D’abord, un complexe de taille. Il est rapidement apparu que je n’atteindrais jamais la taille idéale du héros de mon enfance, Tarzan, soit 1m85 (selon le roman d’E.R. Burroughs). Pis, j’étais globalement moins grand que les autres. À l’orée de l’âge adulte, ma croissance s’est arrêtée à la taille Tom Cruise/Nicolas Sarkozy (en trichant un peu, mais eux-mêmes trichent aussi). Soit. Avec le temps, je me suis aperçu que je n’étais pas le seul dans ce cas et que ce n’était pas un drame en soi. Néanmoins, demeurait sous-jacent un certain malaise à une époque qui vante à outrance le culte du corps et de la jeunesse. Je suis bien proportionné, mais la société dans laquelle nous vivons nous incite à en vouloir toujours plus, générant ainsi d’inévitables frustrations.

Autre complexe : ma voix. Là, je reconnais que c’est bête. Je présuppose que c’est le lot commun d’éprouver un complexe lorsque la voix mue. Cela vient du fait que, durant une période transitoire, on n’est plus ce que l’on était avant, et l’on n’est pas encore que ce que l’on sera ensuite. Une fois passée la transition, vient le temps de l’adaptation, de l’acceptation d’un soi nouveau, mais celle-ci est rendue malaisée par les supports d’enregistrement. Au niveau de l’oreille interne, personne ne s’entend comme les autres nous entendent, et ceci provoque un effet de distorsion lorsque nous entendons un enregistrement de notre voix. Ce sont mes paroles, mais ce n’est pas moi. Je n’aime pas cette voix, je n’aime pas ma voix. Longtemps, ce complexe m’a empoisonné l’existence.

Tout a commencé à changer le jour où j’ai recommencé à chanter. Je dis bien « recommencer », car je chantais déjà beaucoup durant mon enfance, répétant les chansons écoutées sur mon petit transistor. J’ai même intégré beaucoup plus tard la chorale municipale pendant un an, mais c’était surtout pour avoir un semblant de vie sociale. Et puis, un jour, ou plutôt un soir, j’ai participé à un concours de karaoké. Une Harley Davidson était en jeu. Je n’ai pas gagné la moto, mais ce soir-là, j’ai reçu davantage en cadeau : j’ai finalement appris à aimer ma voix. Cette voix portée par le micro et la reverb qui enthousiasma l’audience, était la mienne. J’ai chanté « Hello » de Lionel Richie, et ce moment magique fit l’effet d’un déclic.

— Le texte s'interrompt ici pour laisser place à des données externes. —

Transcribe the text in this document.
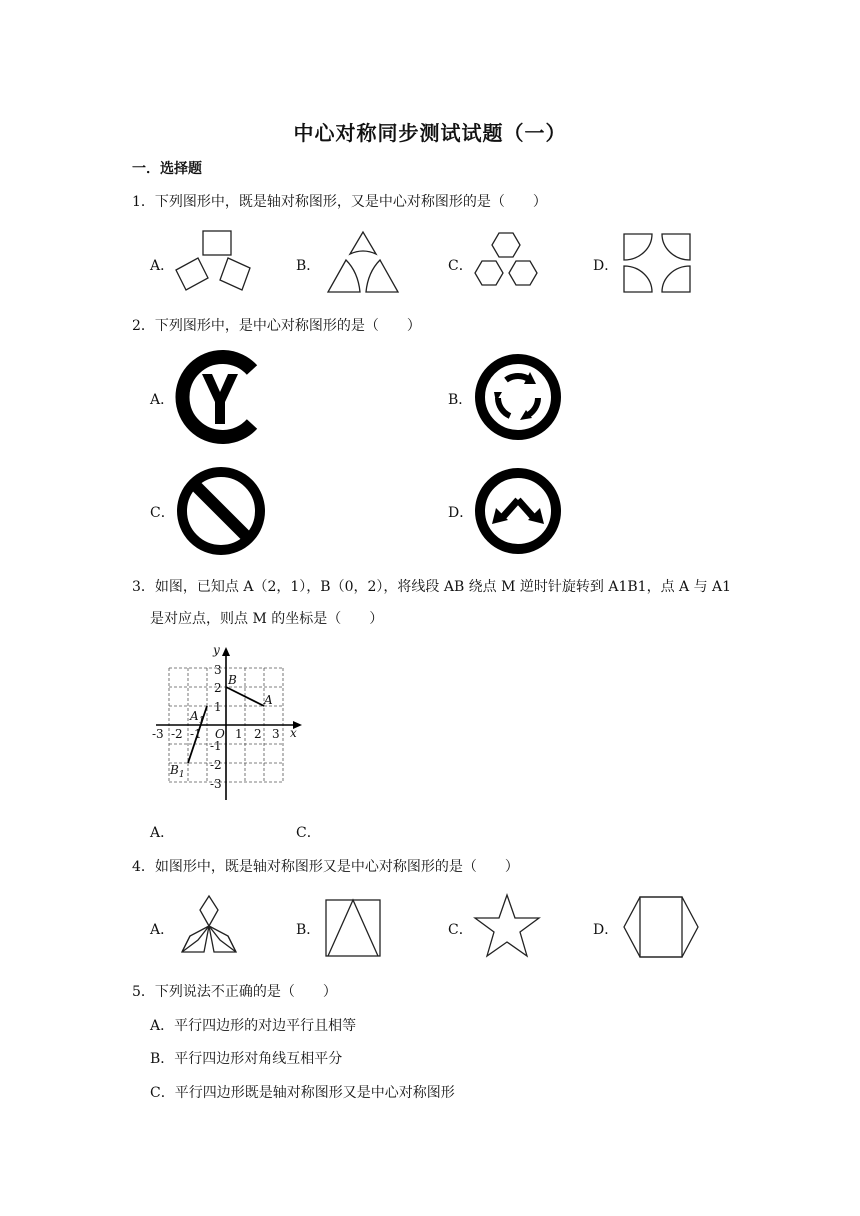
中心对称同步测试试题（一）
一．选择题
1．下列图形中，既是轴对称图形，又是中心对称图形的是（　　）
A．	B．	C．	D．
2．下列图形中，是中心对称图形的是（　　）
A．	B．
C．	D．
3．如图，已知点 A（2，1），B（0，2），将线段 AB 绕点 M 逆时针旋转到 A1B1，点 A 与 A1
是对应点，则点 M 的坐标是（　　）
y
x
O
-3 -2 -1	1 2 3
3
2
1
-1
-2
-3
B
A
$A_1$
$B_1$
A．	C．
4．如图形中，既是轴对称图形又是中心对称图形的是（　　）
A．	B．	C．	D．
5．下列说法不正确的是（　　）
A．平行四边形的对边平行且相等
B．平行四边形对角线互相平分
C．平行四边形既是轴对称图形又是中心对称图形
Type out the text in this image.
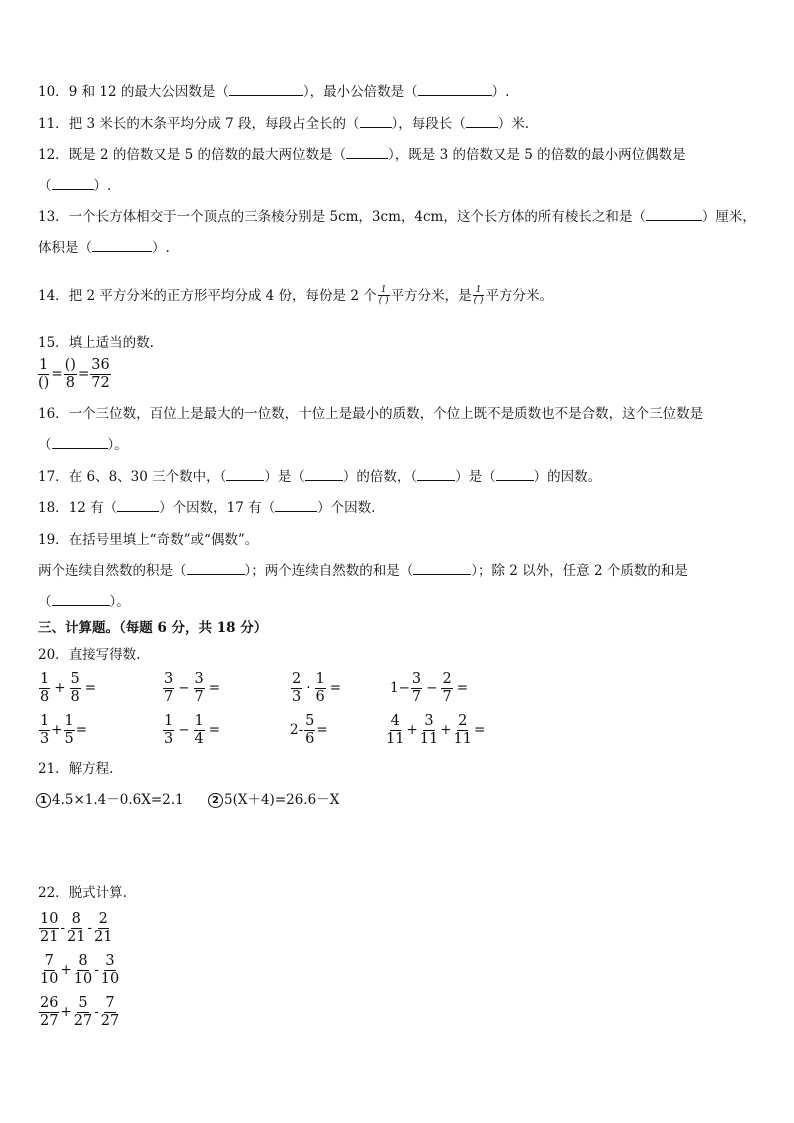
10．9 和 12 的最大公因数是（	），最小公倍数是（	）.
11．把 3 米长的木条平均分成 7 段，每段占全长的（ ），每段长（ ）米.
12．既是 2 的倍数又是 5 的倍数的最大两位数是（	），既是 3 的倍数又是 5 的倍数的最小两位偶数是
（	）.
13．一个长方体相交于一个顶点的三条棱分别是 5cm，3cm，4cm，这个长方体的所有棱长之和是（	）厘米，
体积是（	）.
14． 把 2 平方分米的正方形平均分成 4 份，每份是 2 个 $\frac{1}{( )}$ 平方分米，是 $\frac{1}{( )}$ 平方分米。
15．填上适当的数.
$\frac{1}{()} = \frac{()}{8} = \frac{36}{72}$
16．一个三位数，百位上是最大的一位数，十位上是最小的质数，个位上既不是质数也不是合数，这个三位数是
（	）。
17．在 6、8、30 三个数中，（	）是（	）的倍数，（	）是（	）的因数。
18．12 有（	）个因数，17 有（	）个因数.
19．在括号里填上“奇数”或“偶数”。
两个连续自然数的积是（	）；两个连续自然数的和是（	）；除 2 以外，任意 2 个质数的和是
（	）。
三、计算题。（每题 6 分，共 18 分）
20．直接写得数.
$\frac{1}{8} + \frac{5}{8}$ =	$\frac{3}{7} - \frac{3}{7}$ =	$\frac{2}{3} \cdot \frac{1}{6}$ =	$1- \frac{3}{7} - \frac{2}{7}$ =
$\frac{1}{3} + \frac{1}{5}$ =	$\frac{1}{3} - \frac{1}{4}$ =	$2- \frac{5}{6}$ =	$\frac{4}{11} + \frac{3}{11} + \frac{2}{11}$ =
21．解方程.
1 4.5×1.4－0.6X=2.1	2 5(X＋4)=26.6－X
22．脱式计算.
$\frac{10}{21} - \frac{8}{21} - \frac{2}{21}$
$\frac{7}{10} + \frac{8}{10} - \frac{3}{10}$
$\frac{26}{27} + \frac{5}{27} - \frac{7}{27}$
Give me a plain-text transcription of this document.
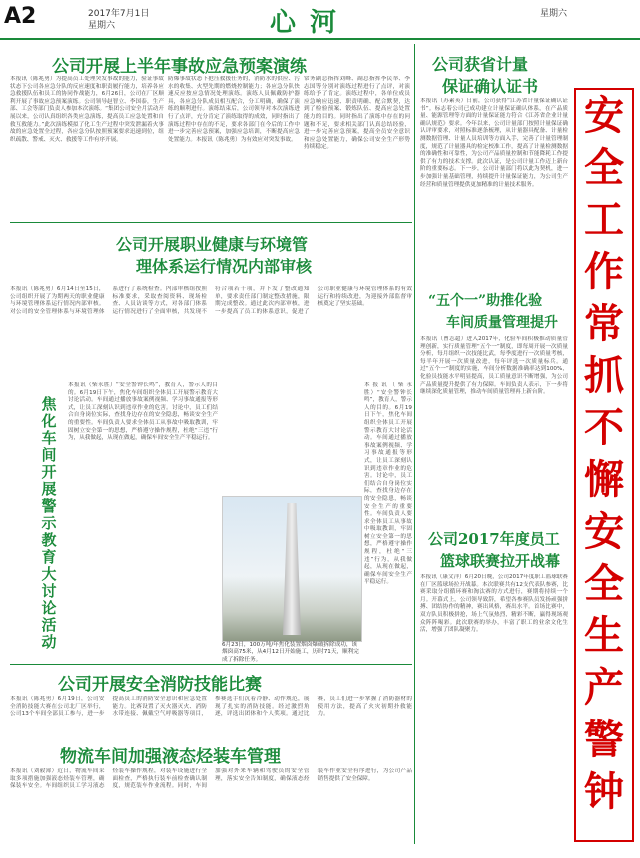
A2	2017年7月1日
星期六	心河	星期六
公司开展上半年事故应急预案演练
本报讯（陈兆勇）为提高员工处理突发事故的能力，验证事故状态下公司各应急分队的反应速度和职责履行能力，培养各应急救援队伍和员工的协同作战能力，6月26日，公司在厂区顺利开展了事故应急预案演练。公司领导赵智立、李国泰，生产部、工会等部门负责人参加本次演练。“集团公司安全月活动开展以来，公司认真组织各类应急演练，提高员工应急处置和自救互救能力。”此次演练模拟了化工生产过程中突发泄漏着火事故的应急处置全过程，各应急分队按照预案要求迅速到位，组织疏散、警戒、灭火、救援等工作有序开展。
防爆事故状态下抢压救援任务的，消防水的供应、污水的收集、火型先期的燃烧控制能力；各应急分队快速反应按应急情况处理演练。演练人员佩戴防护器具，各应急分队成员相互配合，分工明确，确保了演练的顺利进行。演练结束后，公司领导对本次演练进行了点评，充分肯定了演练取得的成效，同时指出了演练过程中存在的不足，要求各部门在今后的工作中进一步完善应急预案，加强应急培训，不断提高应急处置能力。本报讯（陈兆勇）为有效应对突发事故。
常务副总指挥刘峰、副总指挥李民举、李志国等分别对演练过程进行了点评，对演练给予了肯定。演练过程中，各单位成员应急响应迅速、职责明确、配合默契，达到了检验预案、锻炼队伍、提高应急处置能力的目的。同时指出了演练中存在的问题和不足，要求相关部门认真总结经验，进一步完善应急预案，提高全员安全意识和应急处置能力，确保公司安全生产形势持续稳定。
公司获省计量
保证确认证书
本报讯（苏素英）日前，公司获得“江苏省计量保证确认证书”。标志着公司已成功建立计量保证确认体系，在产品质量、能源管理等方面的计量保证能力符合《江苏省企业计量确认规范》要求。今年以来，公司计量部门按照计量保证确认评审要求，对照标准逐条梳理，从计量器具配备、计量检测数据管理、计量人员培训等方面入手，完善了计量管理制度，规范了计量器具的检定校准工作，提高了计量检测数据的准确性和可靠性，为公司产品质量控制和节能降耗工作提供了有力的技术支撑。此次认证，是公司计量工作迈上新台阶的重要标志。下一步，公司计量部门将以此为契机，进一步加强计量基础管理，持续提升计量保证能力，为公司生产经营和质量管理提供更加精准的计量技术服务。
公司开展职业健康与环境管
理体系运行情况内部审核
本报讯（陈兆勇）6月14日至15日，公司组织开展了为期两天的职业健康与环境管理体系运行情况内部审核。对公司的安全管理体系与环境管理体系进行了系统检查。内部审核组按照标准要求，采取查阅资料、现场检查、人员访谈等方式，对各部门体系运行情况进行了全面审核，共发现不符合项若干项，并下发了整改通知单，要求责任部门制定整改措施，限期完成整改。通过此次内部审核，进一步提高了员工的体系意识，促进了公司职业健康与环境管理体系的有效运行和持续改进，为迎接外部监督审核奠定了坚实基础。
焦化车间开展警示教育大讨论活动
本报讯（柴永胜）“安全警钟长鸣”，教育人，警示人的目的。6月19日下午，焦化车间组织全体员工开展警示教育大讨论活动。车间通过播放事故案例视频、学习事故通报等形式，让员工深刻认识到违章作业的危害。讨论中，员工们结合自身岗位实际，查找身边存在的安全隐患，畅谈安全生产的重要性。车间负责人要求全体员工从事故中吸取教训，牢固树立安全第一的思想，严格遵守操作规程，杜绝“三违”行为，从我做起，从现在做起，确保车间安全生产平稳运行。
6月23日，100万吨/年焦化装置烟囱爆破拆除成功，该烟囱高75米，从4月12日开始施工，历时71天，顺利完成了拆除任务。
本报讯（柴永胜）“安全警钟长鸣”，教育人，警示人的目的。6月19日下午，焦化车间组织全体员工开展警示教育大讨论活动。车间通过播放事故案例视频、学习事故通报等形式，让员工深刻认识到违章作业的危害。讨论中，员工们结合自身岗位实际，查找身边存在的安全隐患，畅谈安全生产的重要性。车间负责人要求全体员工从事故中吸取教训，牢固树立安全第一的思想，严格遵守操作规程，杜绝“三违”行为，从我做起，从现在做起，确保车间安全生产平稳运行。
“五个一”助推化验
车间质量管理提升
本报讯（曹志超）进入2017年，化验车间积极推动质量管理创新，实行质量管理“五个一”制度，即每周开展一次质量分析，每月组织一次技能比武，每季度进行一次质量考核，每半年开展一次质量改进，每年评选一次质量标兵。通过“五个一”制度的实施，车间分析数据准确率达到100%，化验员技能水平明显提高，员工质量意识不断增强，为公司产品质量提升提供了有力保障。车间负责人表示，下一步将继续深化质量管理，推动车间质量管理再上新台阶。
公司2017年度员工
篮球联赛拉开战幕
本报讯（康文洋）6月20日晚，公司2017年度职工篮球联赛在厂区篮球场拉开战幕。本次联赛共有12支代表队参赛，比赛采取分组循环赛和淘汰赛的方式进行，赛期将持续一个月。开幕式上，公司领导致辞，希望各参赛队员发扬顽强拼搏、团结协作的精神，赛出风格，赛出水平。首场比赛中，双方队员积极拼抢，场上气氛热烈，精彩不断，赢得现场观众阵阵喝彩。此次联赛的举办，丰富了职工的业余文化生活，增强了团队凝聚力。
公司开展安全消防技能比赛
本报讯（陈兆勇）6月19日，公司安全消防技能大赛在公司北厂区举行，公司13个车间全部员工参与，进一步提高员工的消防安全意识和应急处置能力。比赛设置了灭火器灭火、消防水带连接、佩戴空气呼吸器等项目，参赛选手们沉着冷静、动作规范，展现了扎实的消防技能。经过激烈角逐，评选出团体和个人奖项。通过比赛，员工们进一步掌握了消防器材的使用方法，提高了火灾初期扑救能力。
物流车间加强液态烃装车管理
本报讯（刘毅簿）近日，物流车间采取多项措施加强液态烃装车管理，确保装车安全。车间组织员工学习液态烃装车操作规程，对装车设施进行全面检查，严格执行装车前检查确认制度，规范装车作业流程。同时，车间加强对外来车辆和驾驶员的安全管理，落实安全告知制度，确保液态烃装车作业安全有序进行，为公司产品销售提供了安全保障。
安
全
工
作
常
抓
不
懈
安
全
生
产
警
钟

Depuis, je m’amuse beaucoup de l’effet de surprise que provoque le son de ma voix chez celles et ceux qui, ne connaissant de moi que mon visage, sont étonnés du décalage qui existe entre l’image et le son. Nul ne s’attend à ce timbre de velours, parfois grave, souvent langoureux, volontiers charmeur. J’ai appris à en user au téléphone qui en retranscrit bien les effets.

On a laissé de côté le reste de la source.